The above outline introduces some transactions, but these do not fully represent the features supported by the TDSQL automation operation platform, these are just a few more important examples. Back to the point, how does TDSQL automate these things? TDSQL presents these functions on the database operation platform "Red Rabbit". All users, including DBA, can complete all the above operations on Red Rabbit, and they are all automated; Red Rabbit will communicate with TDSQL, and Red Rabbit will send the process to the TDSQL,TDSQL cluster in the form of a task. It will automatically help the user complete this task and feedback it to Red Rabbit, and then the user can see the result of this operation.

Therefore, the whole process of Red Rabbit platform is to encapsulate every daily transaction and fault analysis transaction into an automatic process, and then get through the needs of users and the process of TDSQL background operation, so as to help people use the platform to solve the problems encountered in daily work efficiently and safely.

1.2 TDSQL- automatic processing principle of Red Rabbit

Next, it introduces how to complete the automatic process processing in the TDSQL background, including the automatic processing flow and the core modules.

If you have heard the previous series of sharing, you should know something about this picture, but today's diagram is slightly different from the previous architecture diagram, let's take a look at it in turn:

The user's request is sent to the backend OSS in the form of a task on the Red Rabbit platform (OSS is the external interface of TDSQL), and OSS will do a distribution and write some of the tasks in the MetaCluster.
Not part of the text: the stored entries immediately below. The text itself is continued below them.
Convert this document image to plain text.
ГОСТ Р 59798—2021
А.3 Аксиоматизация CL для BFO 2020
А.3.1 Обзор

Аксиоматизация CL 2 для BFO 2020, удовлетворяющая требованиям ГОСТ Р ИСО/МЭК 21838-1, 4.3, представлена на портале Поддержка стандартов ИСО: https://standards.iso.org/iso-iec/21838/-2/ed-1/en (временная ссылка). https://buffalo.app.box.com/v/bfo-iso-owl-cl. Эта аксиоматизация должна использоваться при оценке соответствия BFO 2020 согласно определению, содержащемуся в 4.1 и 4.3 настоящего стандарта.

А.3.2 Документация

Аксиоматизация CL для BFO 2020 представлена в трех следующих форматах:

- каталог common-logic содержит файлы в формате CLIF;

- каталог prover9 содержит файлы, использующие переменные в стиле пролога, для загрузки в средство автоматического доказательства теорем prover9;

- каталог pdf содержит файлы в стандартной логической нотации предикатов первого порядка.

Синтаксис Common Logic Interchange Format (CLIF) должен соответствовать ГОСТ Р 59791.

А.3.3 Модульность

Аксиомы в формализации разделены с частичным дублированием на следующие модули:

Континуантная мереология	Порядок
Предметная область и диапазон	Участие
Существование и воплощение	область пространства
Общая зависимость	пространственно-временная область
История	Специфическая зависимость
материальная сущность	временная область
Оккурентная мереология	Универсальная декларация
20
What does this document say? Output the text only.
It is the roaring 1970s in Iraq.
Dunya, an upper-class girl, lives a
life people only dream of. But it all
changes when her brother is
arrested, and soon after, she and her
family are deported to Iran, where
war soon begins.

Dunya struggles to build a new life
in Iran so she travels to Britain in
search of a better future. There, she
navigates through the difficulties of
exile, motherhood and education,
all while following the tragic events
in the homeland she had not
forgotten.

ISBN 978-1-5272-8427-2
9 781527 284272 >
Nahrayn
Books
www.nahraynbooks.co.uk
After the MetaCluster is written into a task, there are two modules on the left, scheduler and onlineddl, which monitor and listen to their respective task nodes, and deal with new tasks.

OSS sends the task of problem analysis type directly to Bian Que, the intelligent analysis platform in TDSQL automation operation system. Bian Que is responsible for intelligent problem analysis, which uses the data collected by monitoring, such as DBA status, active / standby switching and other TDSQL monitoring data, as well as Bian Que will actually visit the data node to collect data that it believes needs to support the analysis instance. Bian Que is a new module in the TDQSL framework. Another module is onlineddl, which handles DDL requests independently. Except for these two request types, the other tasks are basically accomplished by the scheduler module.

There is a line in the lower right corner where each node of the Agent-- is monitored or even completed by the Agent process module, and scheduler cannot directly contact it, so Agent will also assist in completing the process just mentioned. It also processes the information it needs through MetaCluster, and then responds back to scheduler or even other modules after processing.

So this diagram has three core modules to deal with the daily process: one is Bian Que, and this is the problem analysis module. Onlineddl handles DDL requests, as well as the handling of roles and tasks behind each module of TDSQL. This is the end of the introduction of TDSQL automation operation process and framework.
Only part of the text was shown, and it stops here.